Residents, who live near the center at 255 N. Northwest Highway, requested that the commission add parking stipulations to its recommendation to the city council. 

"We aren't here to opposed the center's location and use," said Atul Karkhanis, who lives near the center and is a member of the Park Ridge Zoning Board of Appeals. "We are concerned about overflow parking in the surrounding neighborhoods."

Many residents, who attended the meeting, told the commission that center patrons had recently used their side streets for parking instead of the center's designated parking areas. 

While the center isn't fully open to the public yet, it has been allowing local groups to use it, said Judy Barclay, a board member of the Kalo Foundation. 

On Sunday, the center held a luncheon there, and attendees parked on the side streets instead of the center's designated areas in municipal parking lots along Northwest Highway or St. Andrews Lutheran Church lots. 

That event spurred about 20 residents to attended the commission meeting to complain.

"When Kalo has events, such as this past Sunday afternoon, their visitors park their cars solid along the 300 block of Root Street," said Bobbi Oschger, who has lived on the 300 block of Root Street for the past eight years. "This leaves no space for residents to park their own cars. This parking situation impacts our property values, the quality of our lives and creates a hardship, especially for those without a driveway since we are all seniors with physical ailments."

While center officials had agreed to follow residents' parking requests going forward, residents asked the commission to recommend that the center adopt parking stipulations:

  • The center must publicize and promote the use of its parking lots.
  • Groups that rent out the center for special events must be told where to park before attending. 

After the commission's vote, Barclay said the center is happy to comply with the wishes of residents and pleased with the vote.

"We really do want to be a good neighbor," Barclay said. 

To further accommodate residents, the center recently put on top of its homepage a message stating that visitors should use the municipal and church lots instead of side streets north of the center.

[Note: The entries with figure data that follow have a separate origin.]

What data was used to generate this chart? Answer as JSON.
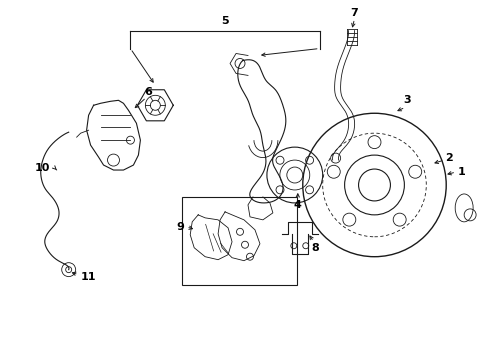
{
  "bg_color": "#ffffff",
  "line_color": "#1a1a1a",
  "label_color": "#000000",
  "fig_width": 4.89,
  "fig_height": 3.6,
  "dpi": 100
}
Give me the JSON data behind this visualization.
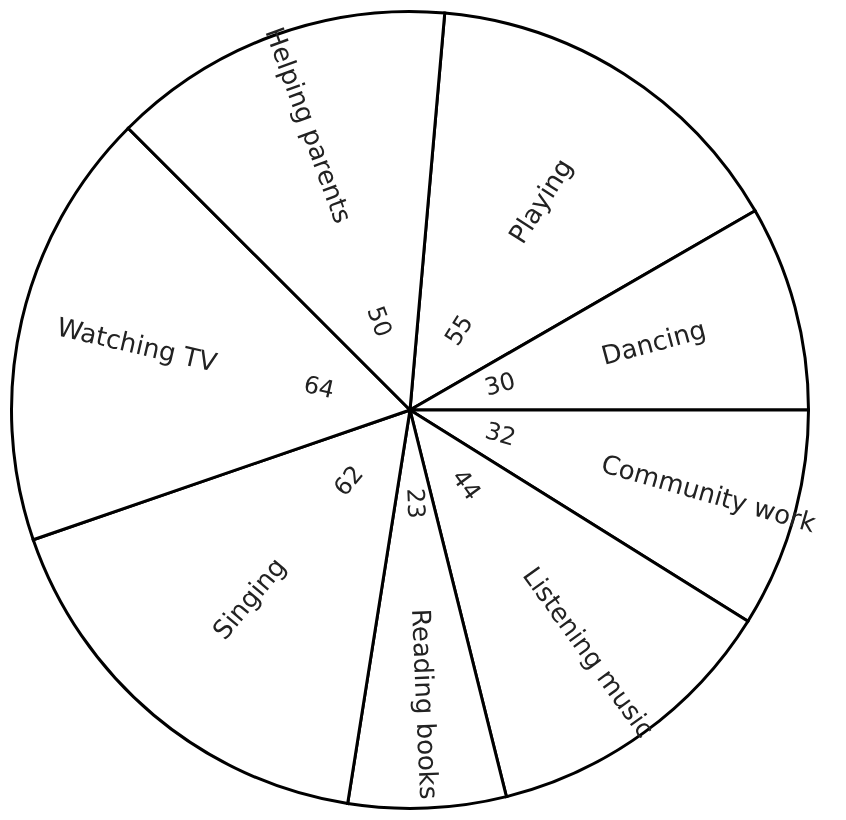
{
  "chart_data": {
    "type": "pie",
    "categories": [
      "Playing",
      "Dancing",
      "Community work",
      "Listening music",
      "Reading books",
      "Singing",
      "Watching TV",
      "Helping parents"
    ],
    "values": [
      55,
      30,
      32,
      44,
      23,
      62,
      64,
      50
    ],
    "colors": [
      "#ffffff",
      "#ffffff",
      "#ffffff",
      "#ffffff",
      "#ffffff",
      "#ffffff",
      "#ffffff",
      "#ffffff"
    ],
    "data_labels": true
  }
}
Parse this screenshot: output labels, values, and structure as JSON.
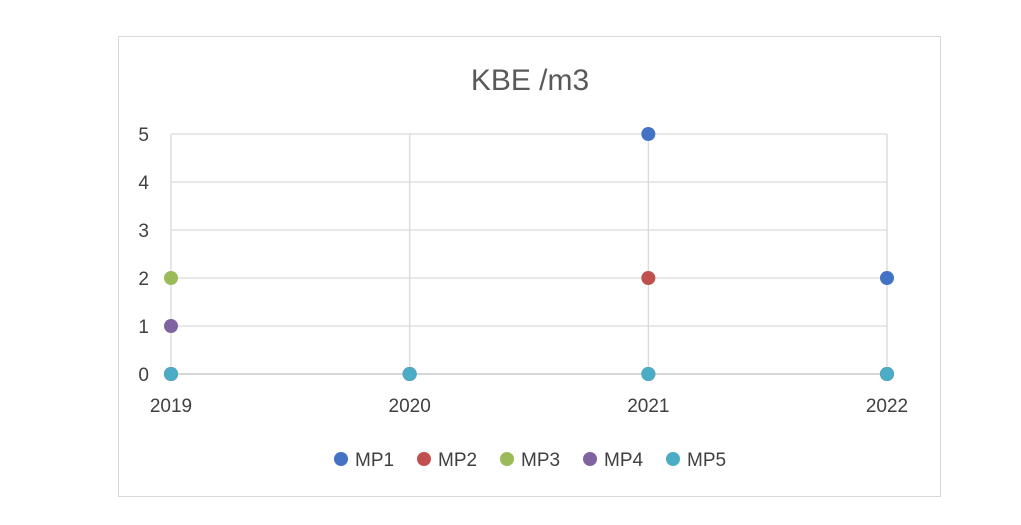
{
  "chart_data": {
    "type": "scatter",
    "title": "KBE /m3",
    "xlabel": "",
    "ylabel": "",
    "x": [
      2019,
      2020,
      2021,
      2022
    ],
    "x_ticks": [
      "2019",
      "2020",
      "2021",
      "2022"
    ],
    "y_ticks": [
      "0",
      "1",
      "2",
      "3",
      "4",
      "5"
    ],
    "xlim": [
      2019,
      2022
    ],
    "ylim": [
      0,
      5
    ],
    "grid": true,
    "legend_position": "bottom",
    "series": [
      {
        "name": "MP1",
        "color": "#4472C4",
        "values": [
          0,
          0,
          5,
          2
        ]
      },
      {
        "name": "MP2",
        "color": "#C0504D",
        "values": [
          0,
          0,
          2,
          0
        ]
      },
      {
        "name": "MP3",
        "color": "#9BBB59",
        "values": [
          2,
          0,
          0,
          0
        ]
      },
      {
        "name": "MP4",
        "color": "#8064A2",
        "values": [
          1,
          0,
          0,
          0
        ]
      },
      {
        "name": "MP5",
        "color": "#4BACC6",
        "values": [
          0,
          0,
          0,
          0
        ]
      }
    ]
  }
}
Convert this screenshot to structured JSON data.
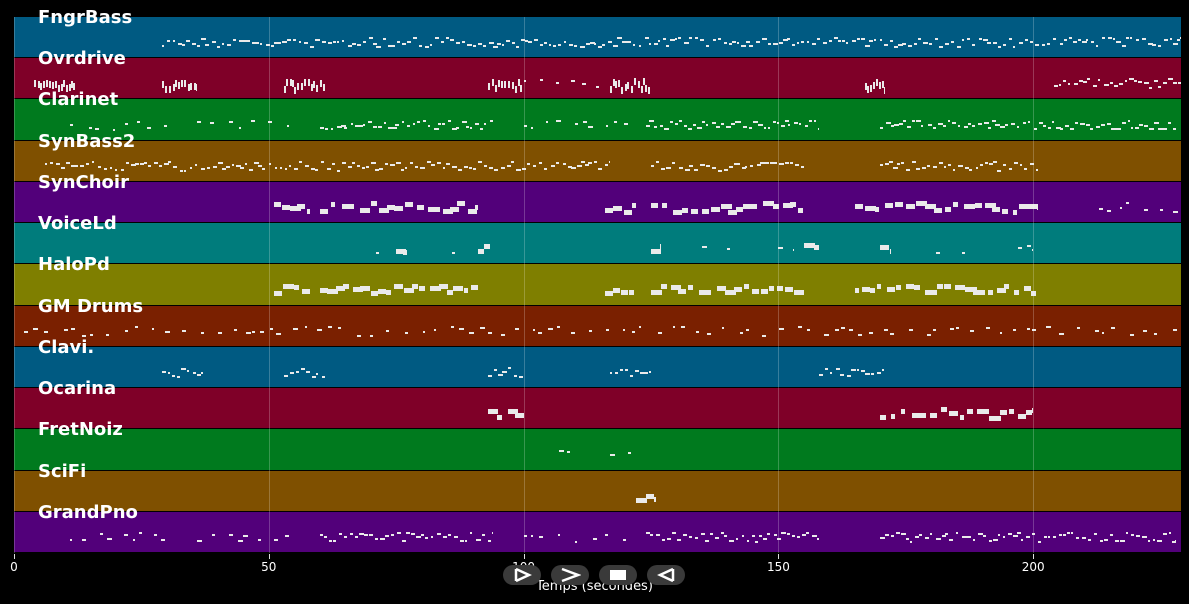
{
  "tracks": [
    {
      "label": "FngrBass",
      "color": "#005a82",
      "notes": [
        [
          29,
          229,
          "dense"
        ]
      ]
    },
    {
      "label": "Ovrdrive",
      "color": "#7f0028",
      "notes": [
        [
          4,
          12,
          "block"
        ],
        [
          29,
          36,
          "block"
        ],
        [
          53,
          61,
          "block"
        ],
        [
          93,
          100,
          "block"
        ],
        [
          100,
          117,
          "sparse"
        ],
        [
          117,
          125,
          "block"
        ],
        [
          167,
          171,
          "block"
        ],
        [
          204,
          229,
          "dense"
        ]
      ]
    },
    {
      "label": "Clarinet",
      "color": "#007a1e",
      "notes": [
        [
          11,
          30,
          "sparse"
        ],
        [
          36,
          54,
          "sparse"
        ],
        [
          60,
          94,
          "dense"
        ],
        [
          100,
          121,
          "sparse"
        ],
        [
          124,
          158,
          "dense"
        ],
        [
          170,
          228,
          "dense"
        ]
      ]
    },
    {
      "label": "SynBass2",
      "color": "#7f5000",
      "notes": [
        [
          6,
          117,
          "dense"
        ],
        [
          125,
          155,
          "dense"
        ],
        [
          170,
          201,
          "dense"
        ]
      ]
    },
    {
      "label": "SynChoir",
      "color": "#52007a",
      "notes": [
        [
          51,
          58,
          "thick"
        ],
        [
          60,
          91,
          "thick"
        ],
        [
          116,
          122,
          "thick"
        ],
        [
          125,
          156,
          "thick"
        ],
        [
          165,
          201,
          "thick"
        ],
        [
          213,
          229,
          "sparse"
        ]
      ]
    },
    {
      "label": "VoiceLd",
      "color": "#007c7c",
      "notes": [
        [
          71,
          73,
          "sparse"
        ],
        [
          75,
          78,
          "thick"
        ],
        [
          86,
          89,
          "sparse"
        ],
        [
          91,
          94,
          "thick"
        ],
        [
          125,
          127,
          "thick"
        ],
        [
          135,
          137,
          "sparse"
        ],
        [
          140,
          142,
          "sparse"
        ],
        [
          150,
          153,
          "sparse"
        ],
        [
          155,
          158,
          "thick"
        ],
        [
          170,
          172,
          "thick"
        ],
        [
          181,
          183,
          "sparse"
        ],
        [
          186,
          188,
          "sparse"
        ],
        [
          197,
          200,
          "sparse"
        ]
      ]
    },
    {
      "label": "HaloPd",
      "color": "#7f7f00",
      "notes": [
        [
          51,
          58,
          "thick"
        ],
        [
          60,
          91,
          "thick"
        ],
        [
          116,
          122,
          "thick"
        ],
        [
          125,
          155,
          "thick"
        ],
        [
          165,
          201,
          "thick"
        ]
      ]
    },
    {
      "label": "GM Drums",
      "color": "#7a2000",
      "notes": [
        [
          2,
          229,
          "sparse"
        ]
      ]
    },
    {
      "label": "Clavi.",
      "color": "#005a82",
      "notes": [
        [
          29,
          37,
          "dense"
        ],
        [
          53,
          61,
          "dense"
        ],
        [
          93,
          100,
          "dense"
        ],
        [
          117,
          125,
          "dense"
        ],
        [
          158,
          171,
          "dense"
        ]
      ]
    },
    {
      "label": "Ocarina",
      "color": "#7f0028",
      "notes": [
        [
          93,
          100,
          "thick"
        ],
        [
          170,
          200,
          "thick"
        ]
      ]
    },
    {
      "label": "FretNoiz",
      "color": "#007a1e",
      "notes": [
        [
          107,
          110,
          "sparse"
        ],
        [
          117,
          121,
          "sparse"
        ]
      ]
    },
    {
      "label": "SciFi",
      "color": "#7f5000",
      "notes": [
        [
          122,
          126,
          "thick"
        ]
      ]
    },
    {
      "label": "GrandPno",
      "color": "#52007a",
      "notes": [
        [
          11,
          30,
          "sparse"
        ],
        [
          36,
          54,
          "sparse"
        ],
        [
          60,
          94,
          "dense"
        ],
        [
          100,
          121,
          "sparse"
        ],
        [
          124,
          158,
          "dense"
        ],
        [
          170,
          228,
          "dense"
        ]
      ]
    }
  ],
  "axis": {
    "xmin": 0,
    "xmax": 229,
    "ticks": [
      0,
      50,
      100,
      150,
      200
    ],
    "xlabel": "Temps (secondes)"
  },
  "controls": [
    {
      "icon": "play-icon"
    },
    {
      "icon": "fast-forward-icon"
    },
    {
      "icon": "stop-icon"
    },
    {
      "icon": "rewind-icon"
    }
  ]
}
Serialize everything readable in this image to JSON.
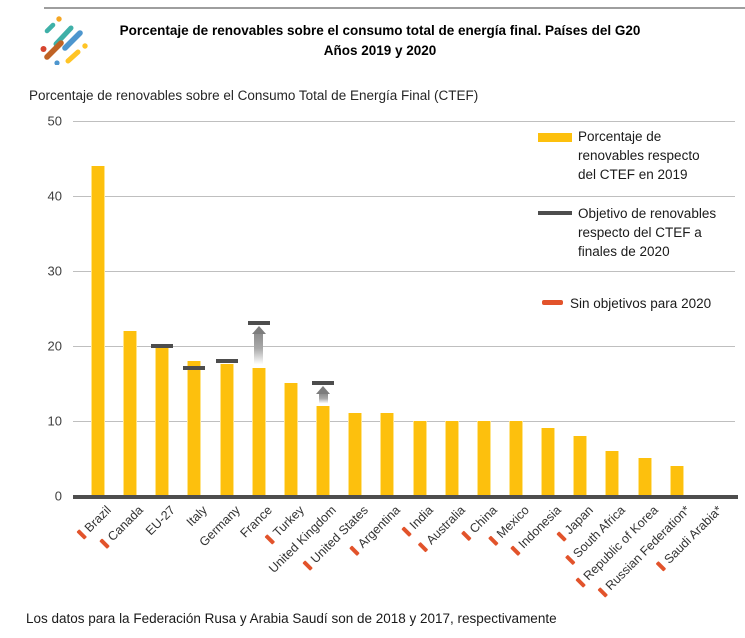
{
  "colors": {
    "bar": "#FDC00D",
    "target_line": "#4D4D4D",
    "no_target_marker": "#E2532B",
    "gridline": "#BFBFBF",
    "axis_line": "#4D4D4D",
    "gap_arrow": "#8E8E8E"
  },
  "chart_data": {
    "type": "bar",
    "title": "Porcentaje de renovables sobre el consumo total de energía final. Países del G20",
    "title_line2": "Años 2019 y 2020",
    "axis_note": "Porcentaje de renovables sobre el Consumo Total de Energía Final (CTEF)",
    "xlabel": "",
    "ylabel": "",
    "ylim": [
      0,
      50
    ],
    "yticks": [
      0,
      10,
      20,
      30,
      40,
      50
    ],
    "grid": true,
    "legend_position": "top-right",
    "legend": [
      {
        "swatch": "bar",
        "color": "#FDC00D",
        "label": "Porcentaje de\nrenovables respecto\ndel CTEF en 2019"
      },
      {
        "swatch": "line",
        "color": "#4D4D4D",
        "label": "Objetivo de renovables\nrespecto del CTEF a\nfinales de 2020"
      },
      {
        "swatch": "dash",
        "color": "#E2532B",
        "label": "Sin objetivos para 2020"
      }
    ],
    "categories": [
      "Brazil",
      "Canada",
      "EU-27",
      "Italy",
      "Germany",
      "France",
      "Turkey",
      "United Kingdom",
      "United States",
      "Argentina",
      "India",
      "Australia",
      "China",
      "Mexico",
      "Indonesia",
      "Japan",
      "South Africa",
      "Republic of Korea",
      "Russian Federation*",
      "Saudi Arabia*"
    ],
    "series": [
      {
        "name": "Porcentaje de renovables respecto del CTEF en 2019",
        "values": [
          44,
          22,
          19.7,
          18,
          17.5,
          17,
          15,
          12,
          11,
          11,
          10,
          10,
          10,
          10,
          9,
          8,
          6,
          5,
          4,
          0
        ]
      },
      {
        "name": "Objetivo de renovables respecto del CTEF a finales de 2020",
        "values": [
          null,
          null,
          20,
          17,
          18,
          23,
          null,
          15,
          null,
          null,
          null,
          null,
          null,
          null,
          null,
          null,
          null,
          null,
          null,
          null
        ]
      }
    ],
    "no_target_2020": [
      true,
      true,
      false,
      false,
      false,
      false,
      true,
      false,
      true,
      true,
      true,
      true,
      true,
      true,
      true,
      true,
      true,
      true,
      true,
      true
    ],
    "gap_arrows": [
      "France",
      "United Kingdom"
    ],
    "footnote": "Los datos para la Federación Rusa y Arabia Saudí son de 2018 y 2017, respectivamente"
  }
}
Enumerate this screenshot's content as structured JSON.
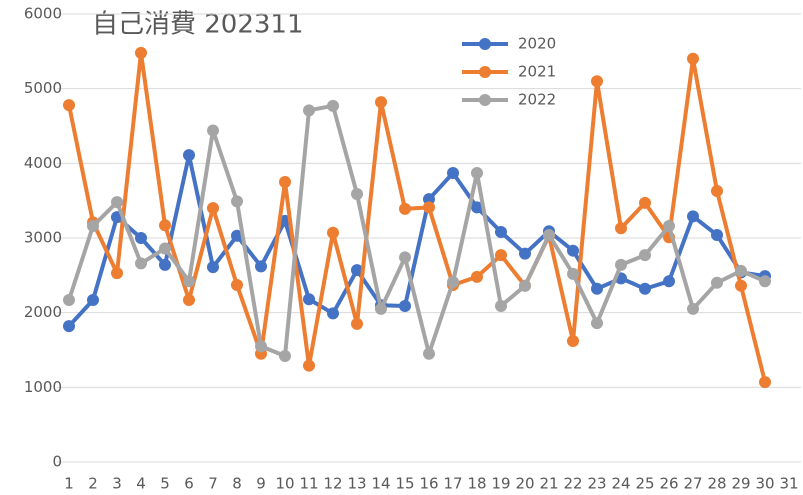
{
  "chart_data": {
    "type": "line",
    "title": "自己消費 202311",
    "categories": [
      "1",
      "2",
      "3",
      "4",
      "5",
      "6",
      "7",
      "8",
      "9",
      "10",
      "11",
      "12",
      "13",
      "14",
      "15",
      "16",
      "17",
      "18",
      "19",
      "20",
      "21",
      "22",
      "23",
      "24",
      "25",
      "26",
      "27",
      "28",
      "29",
      "30",
      "31"
    ],
    "series": [
      {
        "name": "2020",
        "color": "#4472c4",
        "values": [
          1820,
          2170,
          3280,
          3000,
          2640,
          4110,
          2610,
          3030,
          2620,
          3230,
          2180,
          1990,
          2570,
          2100,
          2090,
          3520,
          3870,
          3410,
          3080,
          2790,
          3090,
          2830,
          2320,
          2460,
          2320,
          2420,
          3290,
          3040,
          2540,
          2490,
          null
        ]
      },
      {
        "name": "2021",
        "color": "#ed7d31",
        "values": [
          4780,
          3210,
          2530,
          5480,
          3170,
          2170,
          3400,
          2370,
          1450,
          3750,
          1290,
          3070,
          1850,
          4820,
          3390,
          3410,
          2370,
          2480,
          2770,
          2360,
          3030,
          1620,
          5100,
          3130,
          3470,
          3010,
          5400,
          3630,
          2360,
          1070,
          null
        ]
      },
      {
        "name": "2022",
        "color": "#a5a5a5",
        "values": [
          2170,
          3160,
          3480,
          2660,
          2860,
          2420,
          4440,
          3490,
          1550,
          1420,
          4710,
          4770,
          3590,
          2050,
          2740,
          1450,
          2410,
          3870,
          2090,
          2360,
          3040,
          2520,
          1860,
          2640,
          2770,
          3160,
          2050,
          2400,
          2560,
          2420,
          null
        ]
      }
    ],
    "ylim": [
      0,
      6000
    ],
    "yticks": [
      0,
      1000,
      2000,
      3000,
      4000,
      5000,
      6000
    ],
    "grid": true,
    "legend": "top"
  }
}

It also provided a link to a parking map. 

Barclay added that the commission recommendation to the council pushes the center's public opening date forward. 

While the center still has a number of hoops to jump through, if all goes as planned, the center will open to the public as early as September. 

The commission is a recommending body to the city council, which makes final decisions on such matters. The council could vote on this issue as early as its July 16 meeting, Barclay said. 

Last year, the Kalo Foundation of Park Ridge, a nonprofit, designed to preserve and promote the arts, bought the Iannelli property. It's now in the process of rehabbing it. 

The studio had been owned by renown artist Alfonso Iannelli, who helped design the city's Pickwick Theatre.